Horace wished to curse, but he did not have the energy to do so. He tried to sit even straighter in the bed, but groaned in pain.

Orla dropped something in her hands and ran toward him. She scrambled onto the bed and kneeled beside him, helping him to sit up. Any other time, Horace would have been overwhelmed by Orla coming so near to him. He would have cradled her in his arms, and in his wildest dreams, taken her down to that bed with him, kissed her and embraced her, as he longed to do. Yet he neither had the strength for such things now, and nor was it the right time.

“Have you kept poisoning me?” he asked Colm sharply. “Every night, a glass has come toward me. Were you trying to keep me here?”

“That was laudanum only,” Colm said in sudden desperation, moving toward the end of the bed. “I was trying to ease your suffering.”

“Uncle!” Orla snapped, holding Horace up against the pillows as she tried her best to prop him up. “It may have eased pain, but it would have kept him unconscious, unable to rouse and eat. It would have weakened his system!”

Colm looked baffled by this news. He backed up from the bed, shaking his head frantically.

“No, no. I swear to you, it was not meant to keep you here, my lord.”

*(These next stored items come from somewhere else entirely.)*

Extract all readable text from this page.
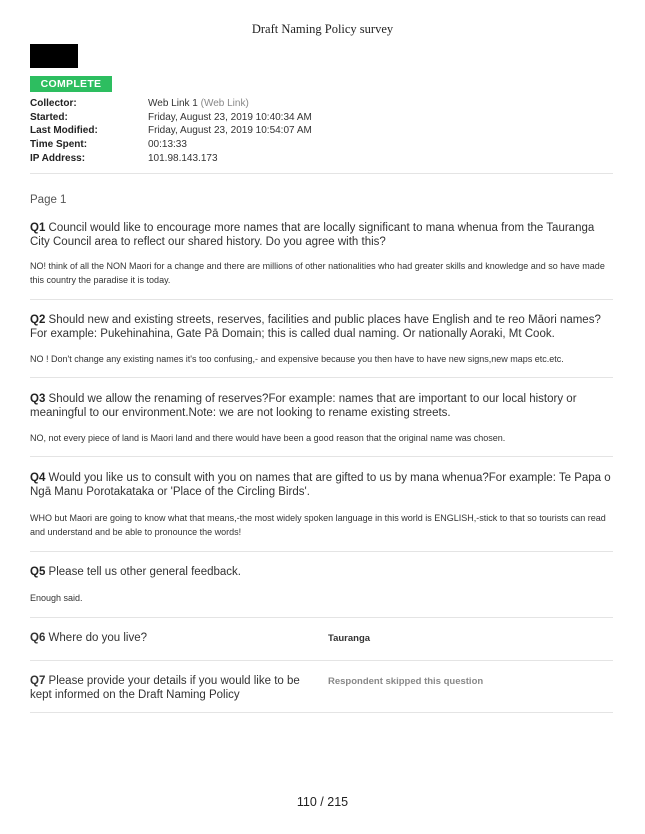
Draft Naming Policy survey
COMPLETE
Collector:	Web Link 1 (Web Link)
Started:	Friday, August 23, 2019 10:40:34 AM
Last Modified:	Friday, August 23, 2019 10:54:07 AM
Time Spent:	00:13:33
IP Address:	101.98.143.173
Page 1
Q1 Council would like to encourage more names that are locally significant to mana whenua from the Tauranga City Council area to reflect our shared history. Do you agree with this?
NO! think of all the NON Maori for a change and there are millions of other nationalities who had greater skills and knowledge and so have made this country the paradise it is today.
Q2 Should new and existing streets, reserves, facilities and public places have English and te reo Māori names?For example: Pukehinahina, Gate Pā Domain; this is called dual naming. Or nationally Aoraki, Mt Cook.
NO ! Don't change any existing names it's too confusing,- and expensive because you then have to have new signs,new maps etc.etc.
Q3 Should we allow the renaming of reserves?For example: names that are important to our local history or meaningful to our environment.Note: we are not looking to rename existing streets.
NO, not every piece of land is Maori land and there would have been a good reason that the original name was chosen.
Q4 Would you like us to consult with you on names that are gifted to us by mana whenua?For example: Te Papa o Ngā Manu Porotakataka or 'Place of the Circling Birds'.
WHO but Maori are going to know what that means,-the most widely spoken language in this world is ENGLISH,-stick to that so tourists can read and understand and be able to pronounce the words!
Q5 Please tell us other general feedback.
Enough said.
Q6 Where do you live?	Tauranga
Q7 Please provide your details if you would like to be kept informed on the Draft Naming Policy
Respondent skipped this question
110 / 215
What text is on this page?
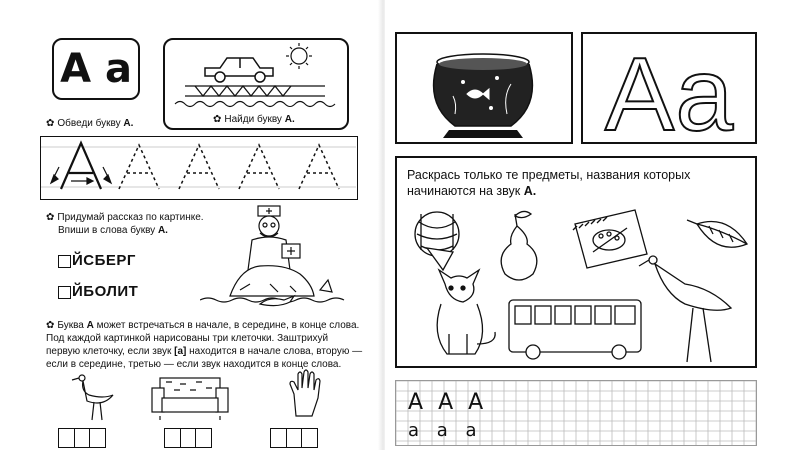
А а
✿ Найди букву А.
✿ Обведи букву А.
✿ Придумай рассказ по картинке.
Впиши в слова букву А.
ЙСБЕРГ
ЙБОЛИТ
✿ Буква А может встречаться в начале, в середине, в конце слова.
Под каждой картинкой нарисованы три клеточки. Заштрихуй
первую клеточку, если звук [а] находится в начале слова, вторую —
если в середине, третью — если звук находится в конце слова.
Аа
Раскрась только те предметы, названия которых
начинаются на звук А.
А А А
а а а
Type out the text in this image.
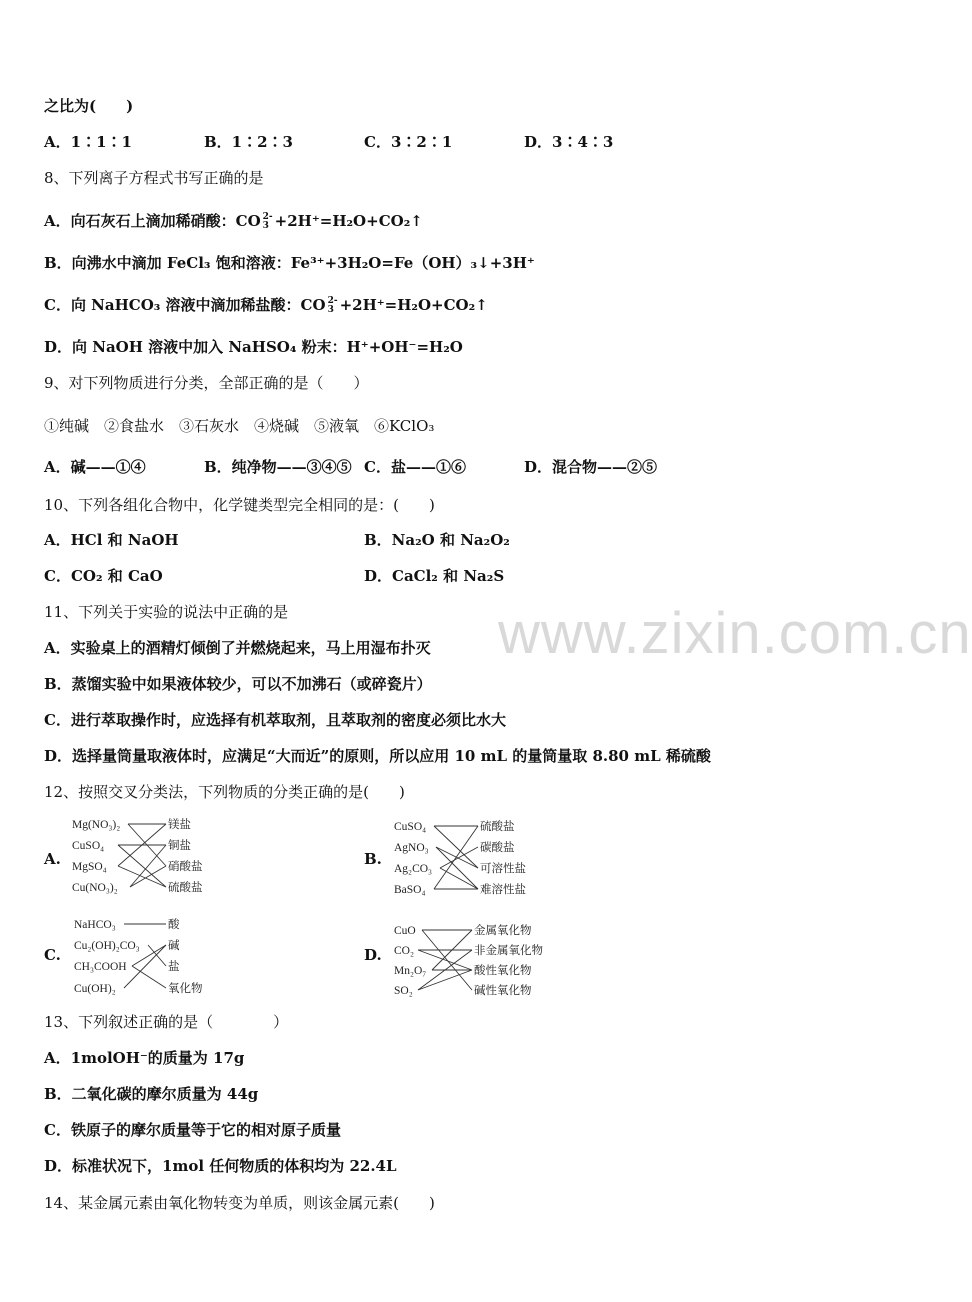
www.zixin.com.cn
之比为(　　)
A．1∶1∶1	B．1∶2∶3	C．3∶2∶1	D．3∶4∶3
8、下列离子方程式书写正确的是
A．向石灰石上滴加稀硝酸：CO 2-
3 +2H⁺=H₂O+CO₂↑
B．向沸水中滴加 FeCl₃ 饱和溶液：Fe³⁺+3H₂O=Fe（OH）₃↓+3H⁺
C．向 NaHCO₃ 溶液中滴加稀盐酸：CO 2-
3 +2H⁺=H₂O+CO₂↑
D．向 NaOH 溶液中加入 NaHSO₄ 粉末：H⁺+OH⁻=H₂O
9、对下列物质进行分类，全部正确的是（　　）
①纯碱　②食盐水　③石灰水　④烧碱　⑤液氧　⑥KClO₃
A．碱——①④	B．纯净物——③④⑤ C．盐——①⑥	D．混合物——②⑤
10、下列各组化合物中，化学键类型完全相同的是：(　　)
A．HCl 和 NaOH	B．Na₂O 和 Na₂O₂
C．CO₂ 和 CaO	D．CaCl₂ 和 Na₂S
11、下列关于实验的说法中正确的是
A．实验桌上的酒精灯倾倒了并燃烧起来，马上用湿布扑灭
B．蒸馏实验中如果液体较少，可以不加沸石（或碎瓷片）
C．进行萃取操作时，应选择有机萃取剂，且萃取剂的密度必须比水大
D．选择量筒量取液体时，应满足“大而近”的原则，所以应用 10 mL 的量筒量取 8.80 mL 稀硫酸
12、按照交叉分类法，下列物质的分类正确的是(　　)
A.	B.
C.	D.
Mg(NO₃)₂
CuSO₄
MgSO₄
Cu(NO₃)₂
镁盐
铜盐
硝酸盐
硫酸盐
CuSO₄
AgNO₃
Ag₂CO₃
BaSO₄
硫酸盐
碳酸盐
可溶性盐
难溶性盐
NaHCO₃
Cu₂(OH)₂CO₃
CH₃COOH
Cu(OH)₂
酸
碱
盐
氧化物
CuO
CO₂
Mn₂O₇
SO₂
金属氧化物
非金属氧化物
酸性氧化物
碱性氧化物
13、下列叙述正确的是（　　　　）
A．1molOH⁻的质量为 17g
B．二氧化碳的摩尔质量为 44g
C．铁原子的摩尔质量等于它的相对原子质量
D．标准状况下，1mol 任何物质的体积均为 22.4L
14、某金属元素由氧化物转变为单质，则该金属元素(　　)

“But it was meant to for years, wasn’t it?” Horace said, finding a sourness in his voice that he did not recognize as his own. “You poisoned me by slipping camphor into laudanum consistently, to keep me bedridden.”

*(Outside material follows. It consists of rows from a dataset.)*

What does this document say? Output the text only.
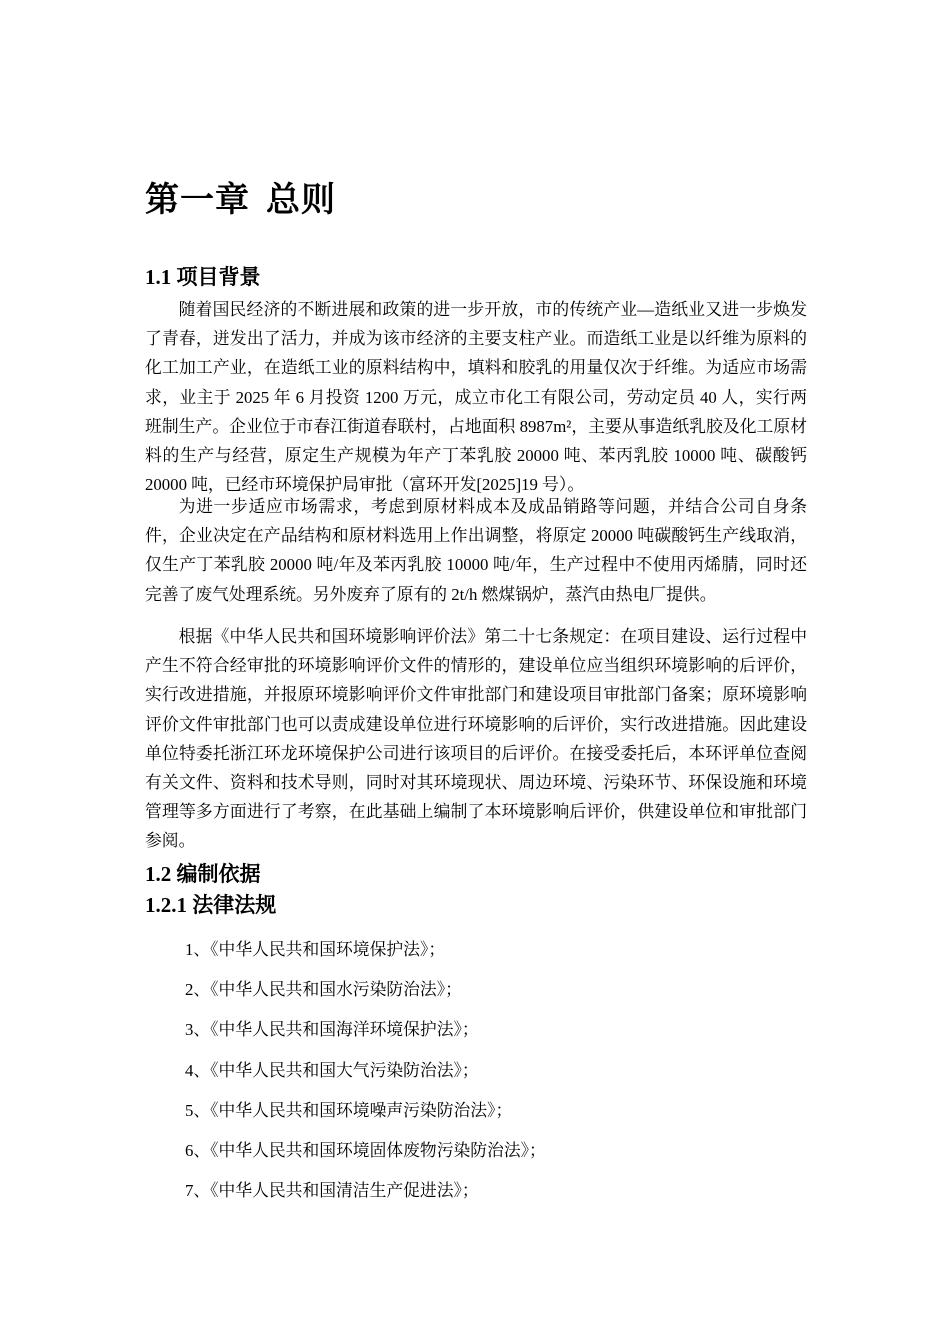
第一章 总则
1.1 项目背景

随着国民经济的不断进展和政策的进一步开放，市的传统产业—造纸业又进一步焕发了青春，迸发出了活力，并成为该市经济的主要支柱产业。而造纸工业是以纤维为原料的化工加工产业，在造纸工业的原料结构中，填料和胶乳的用量仅次于纤维。为适应市场需求，业主于 2025 年 6 月投资 1200 万元，成立市化工有限公司，劳动定员 40 人，实行两班制生产。企业位于市春江街道春联村，占地面积 8987m²，主要从事造纸乳胶及化工原材料的生产与经营，原定生产规模为年产丁苯乳胶 20000 吨、苯丙乳胶 10000 吨、碳酸钙 20000 吨，已经市环境保护局审批（富环开发[2025]19 号）。

为进一步适应市场需求，考虑到原材料成本及成品销路等问题，并结合公司自身条件，企业决定在产品结构和原材料选用上作出调整，将原定 20000 吨碳酸钙生产线取消，仅生产丁苯乳胶 20000 吨/年及苯丙乳胶 10000 吨/年，生产过程中不使用丙烯腈，同时还完善了废气处理系统。另外废弃了原有的 2t/h 燃煤锅炉，蒸汽由热电厂提供。

根据《中华人民共和国环境影响评价法》第二十七条规定：在项目建设、运行过程中产生不符合经审批的环境影响评价文件的情形的，建设单位应当组织环境影响的后评价，实行改进措施，并报原环境影响评价文件审批部门和建设项目审批部门备案；原环境影响评价文件审批部门也可以责成建设单位进行环境影响的后评价，实行改进措施。因此建设单位特委托浙江环龙环境保护公司进行该项目的后评价。在接受委托后，本环评单位查阅有关文件、资料和技术导则，同时对其环境现状、周边环境、污染环节、环保设施和环境管理等多方面进行了考察，在此基础上编制了本环境影响后评价，供建设单位和审批部门参阅。

1.2 编制依据
1.2.1 法律法规
1、《中华人民共和国环境保护法》；
2、《中华人民共和国水污染防治法》；
3、《中华人民共和国海洋环境保护法》；
4、《中华人民共和国大气污染防治法》；
5、《中华人民共和国环境噪声污染防治法》；
6、《中华人民共和国环境固体废物污染防治法》；
7、《中华人民共和国清洁生产促进法》；
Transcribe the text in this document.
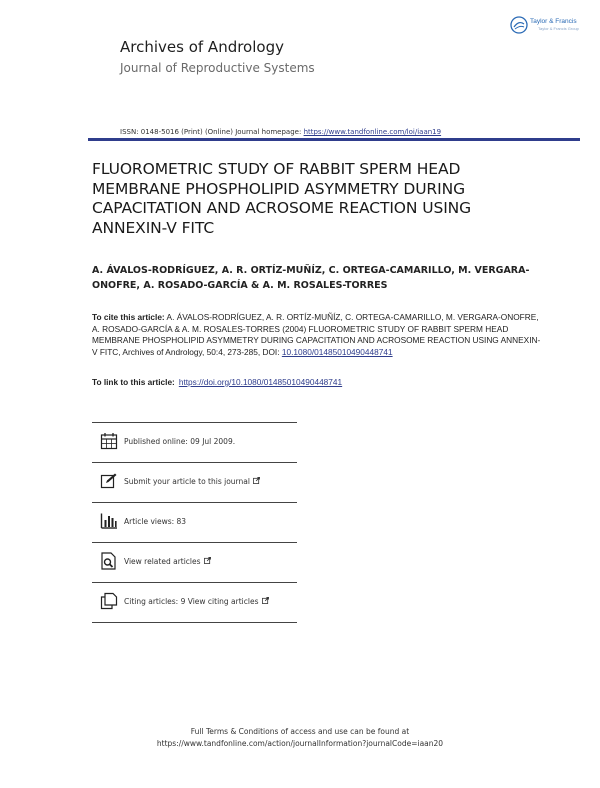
Archives of Andrology
Journal of Reproductive Systems
Taylor & Francis
Taylor & Francis Group
ISSN: 0148-5016 (Print) (Online) Journal homepage: https://www.tandfonline.com/loi/iaan19
FLUOROMETRIC STUDY OF RABBIT SPERM HEAD MEMBRANE PHOSPHOLIPID ASYMMETRY DURING CAPACITATION AND ACROSOME REACTION USING ANNEXIN-V FITC
A. ÁVALOS-RODRÍGUEZ, A. R. ORTÍZ-MUÑÍZ, C. ORTEGA-CAMARILLO, M. VERGARA-ONOFRE, A. ROSADO-GARCÍA & A. M. ROSALES-TORRES
To cite this article: A. ÁVALOS-RODRÍGUEZ, A. R. ORTÍZ-MUÑÍZ, C. ORTEGA-CAMARILLO, M. VERGARA-ONOFRE, A. ROSADO-GARCÍA & A. M. ROSALES-TORRES (2004) FLUOROMETRIC STUDY OF RABBIT SPERM HEAD MEMBRANE PHOSPHOLIPID ASYMMETRY DURING CAPACITATION AND ACROSOME REACTION USING ANNEXIN-V FITC, Archives of Andrology, 50:4, 273-285, DOI: 10.1080/01485010490448741
To link to this article: https://doi.org/10.1080/01485010490448741
Published online: 09 Jul 2009.
Submit your article to this journal
Article views: 83
View related articles
Citing articles: 9 View citing articles
Full Terms & Conditions of access and use can be found at
https://www.tandfonline.com/action/journalInformation?journalCode=iaan20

“I cannot bear this,” Orla whispered in horror, her voice just loud enough for Horace to hear.

He reached for her, their hands connecting together in their strange position on the bed. He needed to hold on to her now, and from the strength of her grasp, she needed him too.

“I never meant to put you here.” Colm waved toward Horace was now. “I never meant for you to take such a spiral. When you said you were going to move away, I got desperate. Yes, I slipped the camphor into the laudanum again, but I thought I used the usualamount. Maybe I didn’t.” He looked helpless, lost, turning in a circle now. Panicked tears filled his eyes so that they glistened like a bawling child’s eyes, but he did not let them fall. “I must have given you too much. It has put you here. I am so sorry.”

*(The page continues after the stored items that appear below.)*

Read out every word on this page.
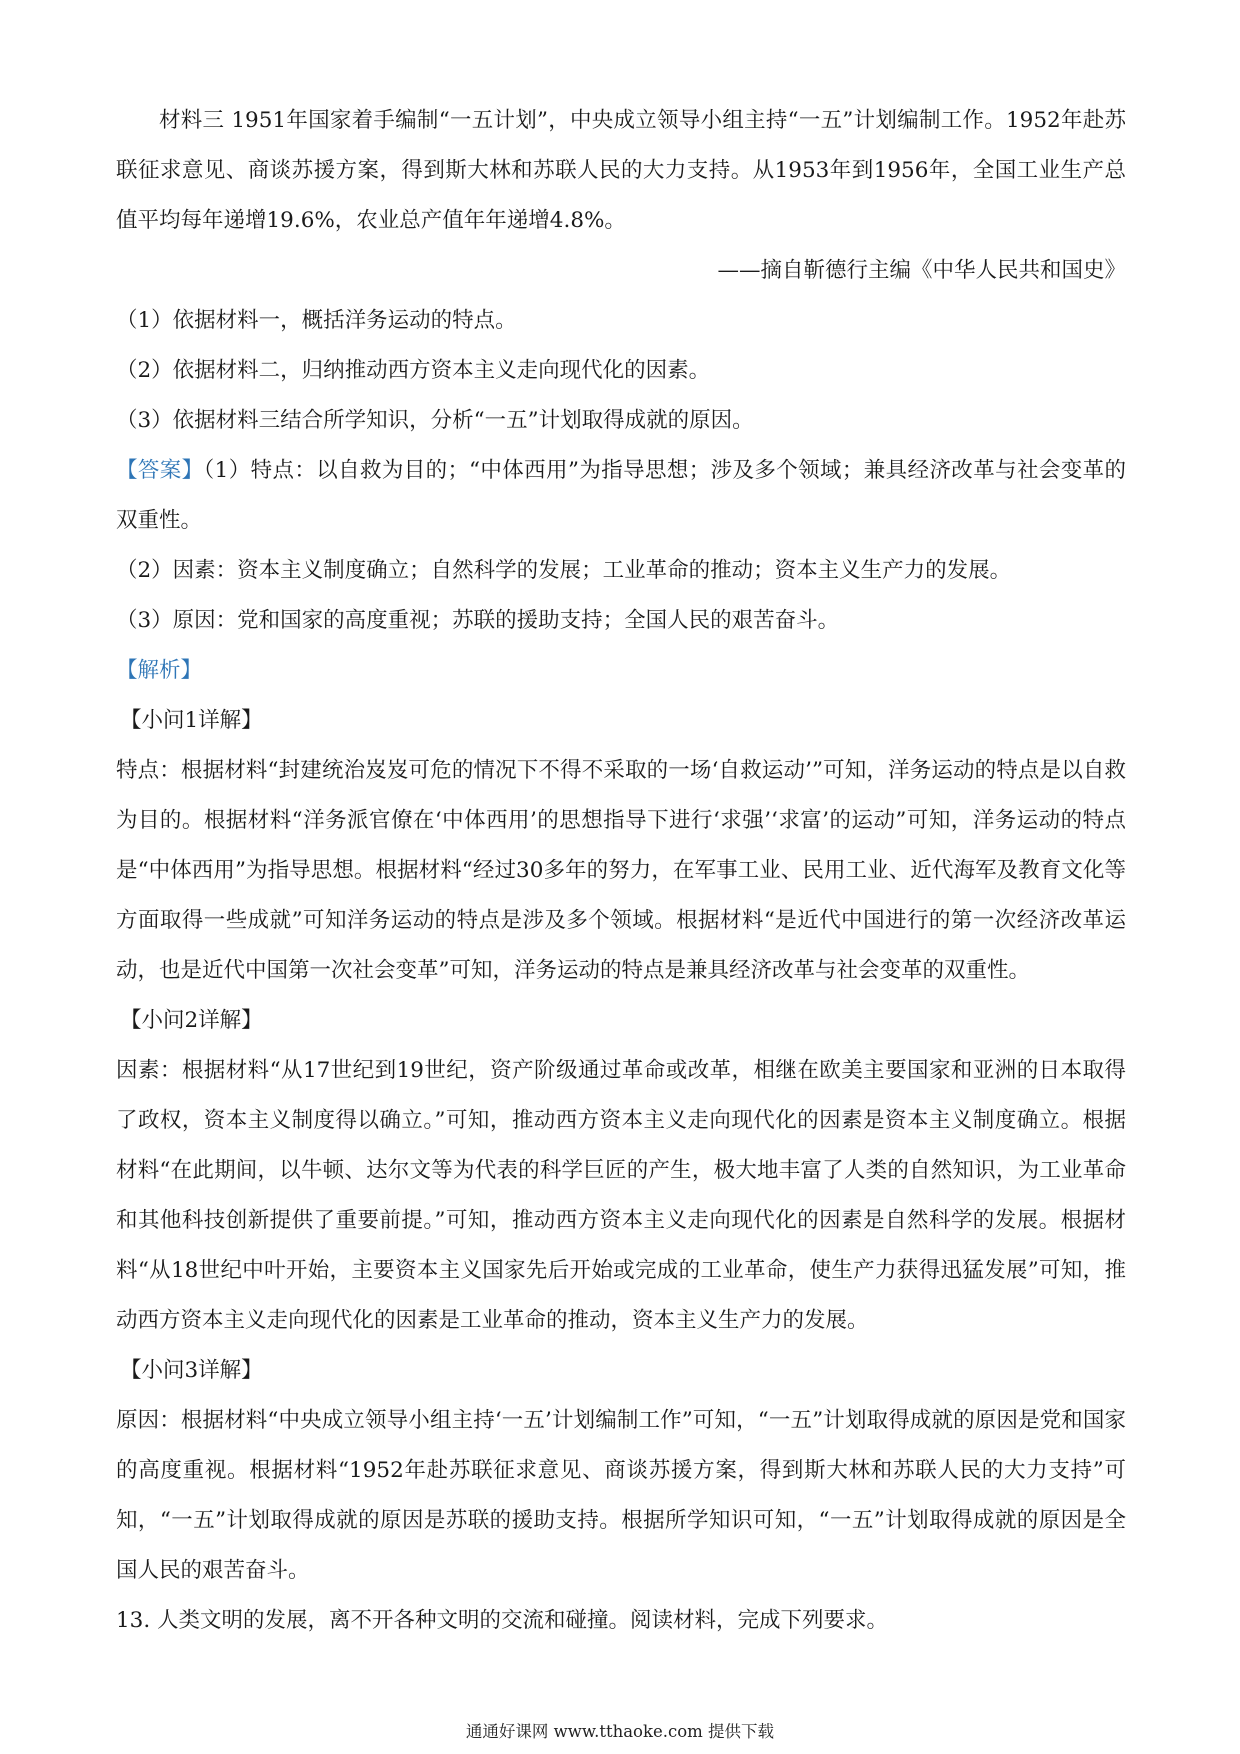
材料三 1951年国家着手编制“一五计划”，中央成立领导小组主持“一五”计划编制工作。1952年赴苏联征求意见、商谈苏援方案，得到斯大林和苏联人民的大力支持。从1953年到1956年，全国工业生产总值平均每年递增19.6%，农业总产值年年递增4.8%。

——摘自靳德行主编《中华人民共和国史》

（1）依据材料一，概括洋务运动的特点。

（2）依据材料二，归纳推动西方资本主义走向现代化的因素。

（3）依据材料三结合所学知识，分析“一五”计划取得成就的原因。

【答案】（1）特点：以自救为目的；“中体西用”为指导思想；涉及多个领域；兼具经济改革与社会变革的双重性。

（2）因素：资本主义制度确立；自然科学的发展；工业革命的推动；资本主义生产力的发展。

（3）原因：党和国家的高度重视；苏联的援助支持；全国人民的艰苦奋斗。

【解析】

【小问1详解】

特点：根据材料“封建统治岌岌可危的情况下不得不采取的一场‘自救运动’”可知，洋务运动的特点是以自救为目的。根据材料“洋务派官僚在‘中体西用’的思想指导下进行‘求强’‘求富’的运动”可知，洋务运动的特点是“中体西用”为指导思想。根据材料“经过30多年的努力，在军事工业、民用工业、近代海军及教育文化等方面取得一些成就”可知洋务运动的特点是涉及多个领域。根据材料“是近代中国进行的第一次经济改革运动，也是近代中国第一次社会变革”可知，洋务运动的特点是兼具经济改革与社会变革的双重性。

【小问2详解】

因素：根据材料“从17世纪到19世纪，资产阶级通过革命或改革，相继在欧美主要国家和亚洲的日本取得了政权，资本主义制度得以确立。”可知，推动西方资本主义走向现代化的因素是资本主义制度确立。根据材料“在此期间，以牛顿、达尔文等为代表的科学巨匠的产生，极大地丰富了人类的自然知识，为工业革命和其他科技创新提供了重要前提。”可知，推动西方资本主义走向现代化的因素是自然科学的发展。根据材料“从18世纪中叶开始，主要资本主义国家先后开始或完成的工业革命，使生产力获得迅猛发展”可知，推动西方资本主义走向现代化的因素是工业革命的推动，资本主义生产力的发展。

【小问3详解】

原因：根据材料“中央成立领导小组主持‘一五’计划编制工作”可知，“一五”计划取得成就的原因是党和国家的高度重视。根据材料“1952年赴苏联征求意见、商谈苏援方案，得到斯大林和苏联人民的大力支持”可知，“一五”计划取得成就的原因是苏联的援助支持。根据所学知识可知，“一五”计划取得成就的原因是全国人民的艰苦奋斗。

13. 人类文明的发展，离不开各种文明的交流和碰撞。阅读材料，完成下列要求。

通通好课网 www.tthaoke.com 提供下载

“No.” Horace barked the word. He was still dizzy, and he began to incline to the side in his anger to be out of this bed and flying at Colm. He wished to punch and beat, to hurt Colm for the years of torture, but just by trying to lean one way, he was in danger of capitulating. Orla managed to drag him to sit up again. “No, you don’t get to do that! You don’t get to apologize and think that makes up for the years of being poisoned by you, of being tortured. You will be charged for this. I’ll make sure you see prison for this.”

Colm backed away, tears now leaking down his face. He reached for his bag behind him, desperately.

“Leave,” Horace called. “Get out and never come back!” he bellowed. He managed to somehow reach for a glass on his bedside table. He hurled it across the room, but Colm just managed to escape out of the door before it smashed against the wall.